僕を止めてください 【小説】




「あの、ひとつだけ」
「あるの!?」
「おい、お前ら、いいから座れよ」

 隆が呆れたように、ひとりだけソファで足を組んで座っていた。寺岡さんは隆を制止した。

「いま、大事なとこ! 立っててもいい」
「あっそ」
「どんな記憶? 聞いてもいいかな?」
「ええ、大したことじゃないです。小さい頃、寝る前の歯磨きで、歯磨き粉を鼻の穴に詰めちゃったことがあって」
「おーい、なんだそりゃあ」

 こらえきれずに隆が噴き出した。

「理由は…よくわかんないです。多分…チューブの口から出てきた歯磨き粉が鼻の穴にちょうど入る太さだったんじゃないかな」
「ぴったりだったから入れたの?」
「…そんな感じかも」

 ぶははは…と寺岡さんも笑い出し、大人が二人で腹を抱えて大笑いする中、僕は続けた。

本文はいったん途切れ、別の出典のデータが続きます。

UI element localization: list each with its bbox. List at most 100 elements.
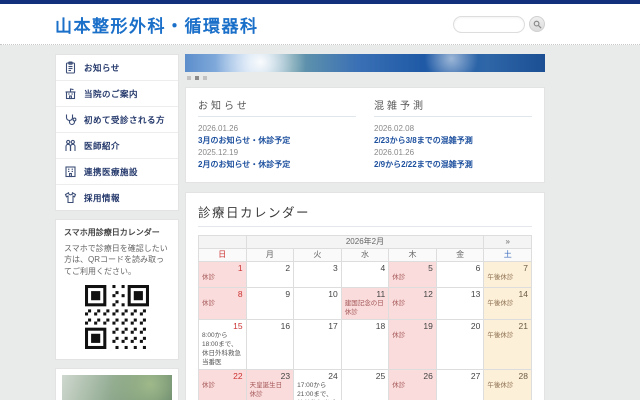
day-number: 24 — [297, 371, 338, 381]
calendar-next-button[interactable]: » — [484, 235, 532, 248]
calendar-week-row: 158:00から18:00まで、休日外科救急当番医16171819休診2021午… — [199, 320, 532, 370]
news-item-link[interactable]: 2/23から3/8までの混雑予測 — [374, 135, 532, 147]
news-item-link[interactable]: 2月のお知らせ・休診予定 — [198, 159, 356, 171]
calendar-day-13[interactable]: 13 — [436, 287, 484, 320]
day-number: 2 — [250, 263, 291, 273]
day-number: 9 — [250, 289, 291, 299]
calendar-day-26[interactable]: 26休診 — [389, 370, 437, 400]
calendar-day-5[interactable]: 5休診 — [389, 261, 437, 287]
forecast-list: 2026.02.082/23から3/8までの混雑予測2026.01.262/9か… — [374, 123, 532, 172]
calendar-day-7[interactable]: 7午後休診 — [484, 261, 532, 287]
calendar-prev-cell — [199, 235, 247, 248]
sidebar-item-0[interactable]: お知らせ — [56, 55, 178, 81]
banner-pagination — [185, 72, 545, 80]
calendar-day-8[interactable]: 8休診 — [199, 287, 247, 320]
day-note: 午後休診 — [487, 382, 528, 391]
search-button[interactable] — [529, 16, 545, 32]
calendar-day-17[interactable]: 17 — [294, 320, 342, 370]
day-note: 建国記念の日 休診 — [345, 300, 386, 318]
day-number: 26 — [392, 371, 433, 381]
calendar-day-16[interactable]: 16 — [246, 320, 294, 370]
sidebar-item-3[interactable]: 医師紹介 — [56, 133, 178, 159]
shirt-icon — [64, 191, 77, 204]
site-title[interactable]: 山本整形外科・循環器科 — [55, 12, 259, 37]
day-note: 8:00から18:00まで、休日外科救急当番医 — [202, 332, 243, 367]
calendar-day-10[interactable]: 10 — [294, 287, 342, 320]
calendar-day-14[interactable]: 14午後休診 — [484, 287, 532, 320]
calendar-day-9[interactable]: 9 — [246, 287, 294, 320]
search-area — [453, 16, 545, 33]
day-note: 天皇誕生日 休診 — [250, 382, 291, 400]
day-number: 7 — [487, 263, 528, 273]
building-icon — [64, 87, 77, 100]
stethoscope-icon — [64, 113, 77, 126]
banner-dot-active[interactable] — [195, 76, 199, 80]
site-header: 山本整形外科・循環器科 — [0, 4, 640, 45]
calendar-day-12[interactable]: 12休診 — [389, 287, 437, 320]
hero-banner-image — [185, 54, 545, 72]
calendar-day-23[interactable]: 23天皇誕生日 休診 — [246, 370, 294, 400]
news-item-date: 2026.01.26 — [198, 123, 356, 135]
forecast-column: 混雑予測 2026.02.082/23から3/8までの混雑予測2026.01.2… — [374, 97, 532, 172]
doctors-icon — [64, 139, 77, 152]
calendar-week-row: 1休診2345休診67午後休診 — [199, 261, 532, 287]
day-number: 11 — [345, 289, 386, 299]
calendar-day-19[interactable]: 19休診 — [389, 320, 437, 370]
day-number: 3 — [297, 263, 338, 273]
news-title: お知らせ — [198, 97, 356, 117]
calendar-day-24[interactable]: 2417:00から21:00まで、外科救急当番医 — [294, 370, 342, 400]
calendar-day-2[interactable]: 2 — [246, 261, 294, 287]
day-note: 休診 — [392, 274, 433, 283]
news-item-date: 2025.12.19 — [198, 147, 356, 159]
news-item-link[interactable]: 3月のお知らせ・休診予定 — [198, 135, 356, 147]
calendar-day-3[interactable]: 3 — [294, 261, 342, 287]
calendar-day-20[interactable]: 20 — [436, 320, 484, 370]
banner-dot[interactable] — [187, 76, 191, 80]
sidebar-item-5[interactable]: 採用情報 — [56, 185, 178, 210]
qr-code — [85, 285, 149, 349]
sidebar-photo-box — [55, 368, 179, 400]
news-item-link[interactable]: 2/9から2/22までの混雑予測 — [374, 159, 532, 171]
sidebar-item-4[interactable]: 連携医療施設 — [56, 159, 178, 185]
calendar-day-25[interactable]: 25 — [341, 370, 389, 400]
day-number: 22 — [202, 371, 243, 381]
day-number: 10 — [297, 289, 338, 299]
news-list: 2026.01.263月のお知らせ・休診予定2025.12.192月のお知らせ・… — [198, 123, 356, 172]
day-number: 4 — [345, 263, 386, 273]
calendar-day-11[interactable]: 11建国記念の日 休診 — [341, 287, 389, 320]
banner-dot[interactable] — [203, 76, 207, 80]
calendar-day-27[interactable]: 27 — [436, 370, 484, 400]
calendar-title: 診療日カレンダー — [198, 202, 532, 227]
sidebar-item-2[interactable]: 初めて受診される方 — [56, 107, 178, 133]
news-item-date: 2026.02.08 — [374, 123, 532, 135]
day-number: 12 — [392, 289, 433, 299]
hospital-icon — [64, 165, 77, 178]
day-number: 5 — [392, 263, 433, 273]
calendar-day-4[interactable]: 4 — [341, 261, 389, 287]
qr-box-title: スマホ用診療日カレンダー — [64, 228, 170, 239]
clinic-photo[interactable] — [62, 375, 172, 400]
day-note: 午後休診 — [487, 300, 528, 309]
day-number: 14 — [487, 289, 528, 299]
day-header-3: 水 — [341, 248, 389, 261]
calendar-day-22[interactable]: 22休診 — [199, 370, 247, 400]
calendar-day-21[interactable]: 21午後休診 — [484, 320, 532, 370]
calendar-week-row: 8休診91011建国記念の日 休診12休診1314午後休診 — [199, 287, 532, 320]
day-number: 25 — [345, 371, 386, 381]
sidebar-item-label: お知らせ — [84, 62, 120, 74]
calendar-week-row: 22休診23天皇誕生日 休診2417:00から21:00まで、外科救急当番医25… — [199, 370, 532, 400]
calendar-day-15[interactable]: 158:00から18:00まで、休日外科救急当番医 — [199, 320, 247, 370]
day-header-5: 金 — [436, 248, 484, 261]
search-input[interactable] — [453, 16, 525, 33]
calendar-day-28[interactable]: 28午後休診 — [484, 370, 532, 400]
day-number: 23 — [250, 371, 291, 381]
calendar-table: 2026年2月 » 日月火水木金土 1休診2345休診67午後休診8休診9101… — [198, 235, 532, 400]
sidebar-item-1[interactable]: 当院のご案内 — [56, 81, 178, 107]
calendar-day-6[interactable]: 6 — [436, 261, 484, 287]
calendar-month-label: 2026年2月 — [246, 235, 484, 248]
sidebar: お知らせ当院のご案内初めて受診される方医師紹介連携医療施設採用情報 スマホ用診療… — [55, 54, 179, 400]
calendar-day-18[interactable]: 18 — [341, 320, 389, 370]
qr-box-description: スマホで診療日を確認したい方は、QRコードを読み取ってご利用ください。 — [64, 243, 170, 278]
day-note: 休診 — [392, 382, 433, 391]
calendar-day-1[interactable]: 1休診 — [199, 261, 247, 287]
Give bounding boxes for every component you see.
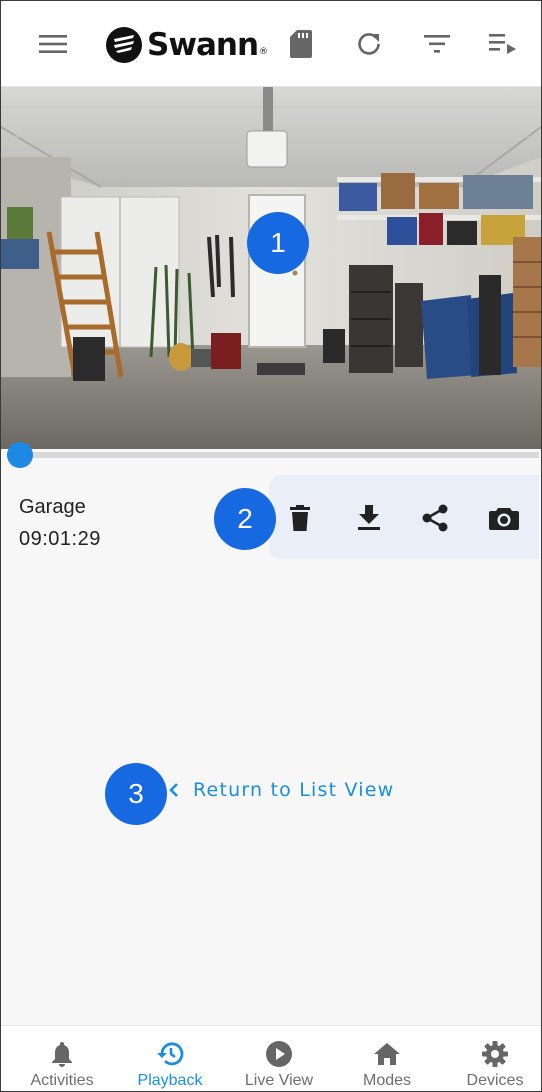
return-to-list-label: Return to List View (193, 779, 395, 801)
history-icon (156, 1040, 184, 1068)
logo-text: Swann (147, 27, 259, 63)
callout-badge-3: 3 (105, 763, 167, 825)
clip-action-bar (269, 475, 539, 559)
playlist-icon[interactable] (487, 28, 519, 60)
download-icon[interactable] (354, 503, 384, 533)
home-icon (373, 1040, 401, 1068)
nav-item-playback[interactable]: Playback (116, 1026, 224, 1091)
camera-snapshot-icon[interactable] (489, 503, 519, 533)
app-frame: Swann ® Garage 09:01:29 1 2 3 Return to … (0, 0, 542, 1092)
nav-item-devices[interactable]: Devices (441, 1026, 541, 1091)
nav-label-devices: Devices (466, 1072, 524, 1089)
return-to-list-link[interactable]: Return to List View (169, 779, 394, 801)
clip-timestamp: 09:01:29 (19, 528, 101, 550)
swann-logo-mark-icon (106, 27, 142, 63)
logo-registered-mark: ® (259, 47, 269, 57)
gear-icon (481, 1040, 509, 1068)
nav-label-live-view: Live View (244, 1072, 314, 1089)
swann-logo: Swann ® (105, 25, 268, 65)
camera-name: Garage (19, 496, 86, 518)
share-icon[interactable] (420, 503, 450, 533)
playback-scrubber[interactable] (7, 442, 541, 468)
nav-item-live-view[interactable]: Live View (225, 1026, 333, 1091)
filter-icon[interactable] (421, 28, 453, 60)
nav-item-activities[interactable]: Activities (8, 1026, 116, 1091)
nav-label-playback: Playback (137, 1072, 203, 1089)
callout-badge-1: 1 (247, 212, 309, 274)
nav-item-modes[interactable]: Modes (333, 1026, 441, 1091)
refresh-icon[interactable] (353, 28, 385, 60)
menu-icon[interactable] (37, 28, 69, 60)
scrubber-track[interactable] (7, 452, 539, 458)
nav-label-activities: Activities (30, 1072, 94, 1089)
callout-badge-2: 2 (214, 488, 276, 550)
chevron-left-icon (169, 783, 178, 797)
scrubber-thumb[interactable] (7, 442, 33, 468)
bottom-navigation: Activities Playback Live View Modes Devi… (1, 1025, 541, 1091)
bell-icon (51, 1040, 73, 1068)
nav-label-modes: Modes (362, 1072, 412, 1089)
delete-icon[interactable] (285, 503, 315, 533)
top-app-bar: Swann ® (1, 1, 541, 87)
play-icon (265, 1040, 293, 1068)
sd-card-icon[interactable] (285, 28, 317, 60)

「なにをしててもミントの香りしかしなくて。そのうちに鼻水と涙が鼻腔に溜まってきて鼻の穴から白い粘液と泡がダラダラ垂れてきたんで、母親がびっくりして僕の鼻の穴を見たら真っ白だったんで、さらにびっくりして夜間診療の小児科に連れられて行って、洗ってもらった記憶があります」

 二人はまだ笑っていたが、寺岡さんが急にマジ顔になって僕を指さした。

「それだ! 嗅覚野にイメージの構成なんかさせておかないで、現実の匂いを嗅がせて本来の働きに戻す! 君の嗅覚野は、嗅覚の仕事を放棄させられて、イメージの統合をやらされてる可能性がある! ミントだ、ミント!」
「えっ! また歯磨き粉詰めるんですか!?」
「いやいやいや、歯磨き粉は界面活性剤入ってるし身体に悪いだろ。たしか、去年の猛暑で使ってたのがまだあったはずなんだけどな」

 そう言いながら寺岡さんは、ミントを探しに廊下に出て行った。